Несколько часов бродил я в таком помутнении рассудка по городу, не разбирая дороги и людей перед собой; наконец, уже глубоким вечером, на Невском проспекте возле Аничкова моста, меня растормошила торговка пирожками. Она была очень назойлива и я на последние медяки купил у нее пирожков; и хотя кусок все еще не лез мне в горло, я стал потихоньку приходить в себя, наваждения из прошлого отхлынули. Вскоре я понял, что знаю, как идти домой на Моховую улицу – обрадовавшись этому, я откусил от пирожка, но вкуса не почувствовал.
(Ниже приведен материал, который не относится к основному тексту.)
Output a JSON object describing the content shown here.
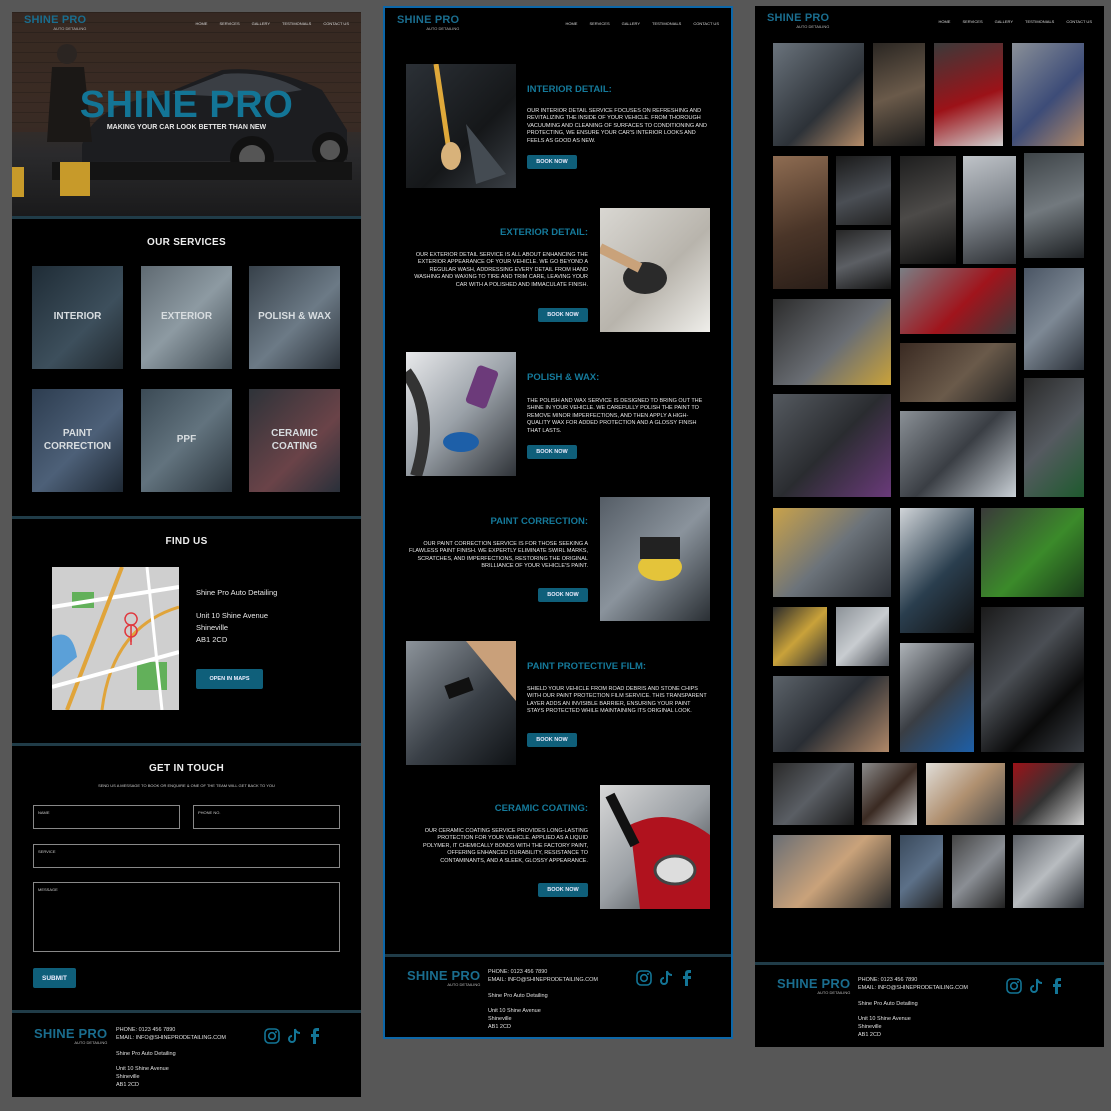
{
  "brand": {
    "name": "SHINE PRO",
    "sub": "AUTO DETAILING",
    "tagline": "MAKING YOUR CAR LOOK BETTER THAN NEW",
    "accent": "#137596"
  },
  "nav": {
    "items": [
      "HOME",
      "SERVICES",
      "GALLERY",
      "TESTIMONIALS",
      "CONTACT US"
    ]
  },
  "services": {
    "title": "OUR SERVICES",
    "items": [
      "INTERIOR",
      "EXTERIOR",
      "POLISH & WAX",
      "PAINT\nCORRECTION",
      "PPF",
      "CERAMIC\nCOATING"
    ]
  },
  "find": {
    "title": "FIND US",
    "company": "Shine Pro Auto Detailing",
    "address_line1": "Unit 10 Shine Avenue",
    "address_line2": "Shineville",
    "address_line3": "AB1 2CD",
    "button": "OPEN IN MAPS"
  },
  "contact": {
    "title": "GET IN TOUCH",
    "subtitle": "SEND US A MESSAGE TO BOOK OR ENQUIRE & ONE OF THE TEAM WILL GET BACK TO YOU",
    "name_label": "NAME",
    "phone_label": "PHONE NO.",
    "service_label": "SERVICE",
    "message_label": "MESSAGE",
    "submit": "SUBMIT"
  },
  "footer": {
    "phone": "PHONE: 0123 456 7890",
    "email": "EMAIL: INFO@SHINEPRODETAILING.COM",
    "company": "Shine Pro Auto Detailing",
    "address_line1": "Unit 10 Shine Avenue",
    "address_line2": "Shineville",
    "address_line3": "AB1 2CD",
    "icons": [
      "instagram-icon",
      "tiktok-icon",
      "facebook-icon"
    ]
  },
  "details": [
    {
      "title": "INTERIOR DETAIL:",
      "text": "OUR INTERIOR DETAIL SERVICE FOCUSES ON REFRESHING AND REVITALIZING THE INSIDE OF YOUR VEHICLE. FROM THOROUGH VACUUMING AND CLEANING OF SURFACES TO CONDITIONING AND PROTECTING, WE ENSURE YOUR CAR'S INTERIOR LOOKS AND FEELS AS GOOD AS NEW.",
      "button": "BOOK NOW"
    },
    {
      "title": "EXTERIOR DETAIL:",
      "text": "OUR EXTERIOR DETAIL SERVICE IS ALL ABOUT ENHANCING THE EXTERIOR APPEARANCE OF YOUR VEHICLE. WE GO BEYOND A REGULAR WASH, ADDRESSING EVERY DETAIL FROM HAND WASHING AND WAXING TO TIRE AND TRIM CARE, LEAVING YOUR CAR WITH A POLISHED AND IMMACULATE FINISH.",
      "button": "BOOK NOW"
    },
    {
      "title": "POLISH & WAX:",
      "text": "THE POLISH AND WAX SERVICE IS DESIGNED TO BRING OUT THE SHINE IN YOUR VEHICLE. WE CAREFULLY POLISH THE PAINT TO REMOVE MINOR IMPERFECTIONS, AND THEN APPLY A HIGH-QUALITY WAX FOR ADDED PROTECTION AND A GLOSSY FINISH THAT LASTS.",
      "button": "BOOK NOW"
    },
    {
      "title": "PAINT CORRECTION:",
      "text": "OUR PAINT CORRECTION SERVICE IS FOR THOSE SEEKING A FLAWLESS PAINT FINISH. WE EXPERTLY ELIMINATE SWIRL MARKS, SCRATCHES, AND IMPERFECTIONS, RESTORING THE ORIGINAL BRILLIANCE OF YOUR VEHICLE'S PAINT.",
      "button": "BOOK NOW"
    },
    {
      "title": "PAINT PROTECTIVE FILM:",
      "text": "SHIELD YOUR VEHICLE FROM ROAD DEBRIS AND STONE CHIPS WITH OUR PAINT PROTECTION FILM SERVICE. THIS TRANSPARENT LAYER ADDS AN INVISIBLE BARRIER, ENSURING YOUR PAINT STAYS PROTECTED WHILE MAINTAINING ITS ORIGINAL LOOK.",
      "button": "BOOK NOW"
    },
    {
      "title": "CERAMIC COATING:",
      "text": "OUR CERAMIC COATING SERVICE PROVIDES LONG-LASTING PROTECTION FOR YOUR VEHICLE. APPLIED AS A LIQUID POLYMER, IT CHEMICALLY BONDS WITH THE FACTORY PAINT, OFFERING ENHANCED DURABILITY, RESISTANCE TO CONTAMINANTS, AND A SLEEK, GLOSSY APPEARANCE.",
      "button": "BOOK NOW"
    }
  ]
}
По дороге домой я вдруг встретил супругу и дочерей Павла Тимофеевича; они узнали меня и обрадовались мне, и я тоже очень обрадовался, расцеловал их и отдал им пирожки. «А с чем пирожки-то, Яков Семенович?» – спросила меня их младшая, Ксюшенька; «Не знаю», – отвечал я. «Как же вы не знаете, если держите в руке надкусанный пирожок?» – весело спросила меня Ксюшенька; «И правда, вот я чудак, кажется, с яблоком», – отвечал я.
С момента поимки цапли жизнь моя в России потекла значительно веселее; я чувствовал себя победителем и на время мной овладели полнейшее безразличие и снисходительность к происходящему вокруг. Я много кутил в середине девятнадцатого века с детьми Сперанского – тридцатилетними лоботрясами и повесами, каких свет не видывал; я с удовольствием поучаствовал в проматывании фамильного состояния покойного Платона Алексеевича, который, надо признать, и сам не слишком дорожил им и перед смертью умудрился проиграть в карты добрую его половину. К концу девятнадцатого века я успокоился, уехал на время в Одессу, и вернулся в Петроград уже незадолго до большевистского переворота.